On its surface, "The Love Witch" is a throwback to those bright technicolor melodramas of the 60's and 70's with occult themes like those in Romero's film. I'm not familiar with her previous work, but one look at Biller's filmography shows that she's made a habit of paying tribute to exploitation fare of the past, and visually she nails it.

Shot on glorious 35mm, "The Love Witch" makes one hell of a first impression. The colors are vivid and absolutely striking. The costuming and makeup are dead on, invoking flashbacks to the 1970's more successfully than most films that attempt a retro look. The set design is wonderfully garish and when you realize that Biller herself did just about everything - from directing to writing, costumes to makeup, production design to editing - it's hard not to be impressed.

I was totally on board at the beginning of the film. Elaine captures her first male victim in a long-winded but amusing sequence. There's a revealing, groovy sex scene, but the immersion is broken when you realize that the 70's bush is missing. Come on, the pubic hair should have been growing down their legs like gnarled thickets!

And with an inexplicable lack of hair, things start to fall apart. The downward spiral begins.

You begin noticing the strange on screen mix of vintage cars and brand new models.

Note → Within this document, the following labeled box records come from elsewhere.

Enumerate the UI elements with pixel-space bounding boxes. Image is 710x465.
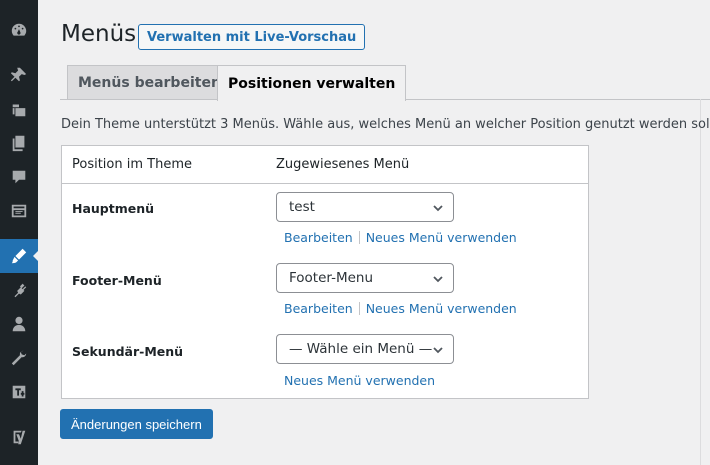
sidebar-item-appearance[interactable]: [0, 239, 39, 273]
sidebar-item-forms[interactable]: [0, 194, 38, 228]
pages-icon: [12, 135, 25, 152]
sidebar-item-posts[interactable]: [0, 58, 38, 92]
use-new-menu-secondary-link[interactable]: Neues Menü verwenden: [284, 373, 435, 388]
settings-icon: [12, 385, 26, 399]
primary-menu-select[interactable]: test: [276, 192, 454, 222]
admin-sidebar: [0, 0, 39, 465]
save-changes-button[interactable]: Änderungen speichern: [60, 409, 213, 439]
column-header-assigned-menu: Zugewiesenes Menü: [276, 157, 410, 172]
manage-live-preview-button[interactable]: Verwalten mit Live-Vorschau: [138, 24, 366, 50]
footer-menu-selected-value: Footer-Menu: [289, 270, 374, 286]
posts-pin-icon: [10, 67, 27, 82]
dashboard-icon: [11, 23, 27, 36]
sidebar-item-pages[interactable]: [0, 126, 38, 160]
location-label-primary: Hauptmenü: [72, 201, 155, 216]
yoast-icon: [13, 430, 26, 445]
page-title: Menüs: [61, 21, 137, 47]
forms-icon: [11, 204, 27, 218]
sidebar-item-users[interactable]: [0, 307, 38, 341]
tools-wrench-icon: [11, 350, 27, 366]
secondary-menu-links: Neues Menü verwenden: [284, 373, 435, 388]
sidebar-item-dashboard[interactable]: [0, 13, 38, 47]
secondary-menu-selected-value: — Wähle ein Menü —: [289, 341, 433, 357]
use-new-menu-footer-link[interactable]: Neues Menü verwenden: [366, 301, 517, 316]
sidebar-item-seo[interactable]: [0, 420, 38, 454]
comments-icon: [12, 170, 26, 184]
sidebar-item-tools[interactable]: [0, 341, 38, 375]
chevron-down-icon: [432, 273, 444, 285]
link-separator: [358, 231, 360, 244]
users-icon: [12, 316, 26, 332]
footer-menu-select[interactable]: Footer-Menu: [276, 263, 454, 293]
location-label-secondary: Sekundär-Menü: [72, 344, 184, 359]
footer-menu-links: Bearbeiten Neues Menü verwenden: [284, 301, 517, 316]
content-edge-line: [700, 99, 701, 465]
menu-locations-table: Position im Theme Zugewiesenes Menü Haup…: [61, 145, 589, 399]
column-header-position: Position im Theme: [72, 157, 192, 172]
table-header: Position im Theme Zugewiesenes Menü: [62, 146, 588, 184]
sidebar-item-comments[interactable]: [0, 160, 38, 194]
media-icon: [12, 104, 26, 117]
appearance-brush-icon: [11, 248, 27, 264]
tab-manage-locations[interactable]: Positionen verwalten: [217, 65, 407, 101]
sidebar-item-plugins[interactable]: [0, 273, 38, 307]
edit-primary-menu-link[interactable]: Bearbeiten: [284, 230, 353, 245]
chevron-down-icon: [432, 202, 444, 214]
sidebar-item-media[interactable]: [0, 92, 38, 126]
chevron-down-icon: [432, 344, 444, 356]
primary-menu-links: Bearbeiten Neues Menü verwenden: [284, 230, 517, 245]
link-separator: [358, 302, 360, 315]
use-new-menu-primary-link[interactable]: Neues Menü verwenden: [366, 230, 517, 245]
primary-menu-selected-value: test: [289, 199, 315, 215]
locations-description: Dein Theme unterstützt 3 Menüs. Wähle au…: [61, 117, 710, 132]
current-menu-arrow: [33, 250, 39, 262]
sidebar-item-settings[interactable]: [0, 375, 38, 409]
tab-edit-menus[interactable]: Menüs bearbeiten: [67, 65, 232, 99]
location-label-footer: Footer-Menü: [72, 273, 162, 288]
secondary-menu-select[interactable]: — Wähle ein Menü —: [276, 334, 454, 364]
plugins-icon: [14, 282, 27, 298]
edit-footer-menu-link[interactable]: Bearbeiten: [284, 301, 353, 316]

Is this the 70's, or some bizarre modern visual pastiche? Why? Things aren't quite gelling together as they should visually. There are a couple of shots that make use of the style and setting laid out so well in the first 25 minutes, but you can tell the production is quickly running out of steam.

Then... it happens. The movie stops dead in its tracks for a long, drawn out scene of dialogue that does nothing to further the plot. In fact, at this point in the film, there IS no plot. There is no drive. The audience might as well go home. Everything creaks to a halt as we watch and listen to flatly shot, mundanely written yammering that means absolutely nothing to the story as a whole.

I wanted to get my scissors out and trim this film for Biller. Sure, she's a one-woman cinematic army, wearing all the hats in the production - and I get that it takes a lot of effort to do that - but there's a reason why directors and writers aren't usually given the right to edit their work. I know, you wrote and you filmed all this stuff that in your heart is great, but you need to cut it down to make the movie watchable for us plebs.

At two hours long, "The Love Witch" is disastrous.

The script needs to be firing on all cylinders for this to work, but it never is. The proceedings are completely witless and droll. As the film drags the audience through long dialogue scene after loooooong dialogue scene, Elaine becomes insufferable. She really is a wretchedly selfish and unlikable protagonist. Her stilted, sedate line delivery and bemused look are frustrating to the point of disbelief, and the people around her wander through scenes like denizens of a poorly acted dream.

Ostensibly, the film is about the hold that women have over men with their sexuality... but you know what they say? Beauty is truly skin deep and the old adage applies to the film as well. The appeal of the visual style wears out its welcome by the halfway mark and what started out as unique, vivid, colorful and endearing becomes ugly and distasteful. It's like eating too much candy - the first few bites are great, but after indulging too selfishly, you end up with a stomach ache, which is usually followed by projectile vomiting and violent diarrhea.

About 20 minutes from the end, when you feel like the movie MUST be wrapping up soon, you're subjected to another long, tensionless dialogue scene, and it hammers home just how much time you've wasted watching this thing. When the end mercifully comes, it's mind- numbingly (and I hate to use the word) pretentious, but would you expect anything less after all that?

Go and watch Romero's "Season of the Witch" instead. It's not his best work, but it's not... this.

In closing, all I can say is... burn "The Love Witch".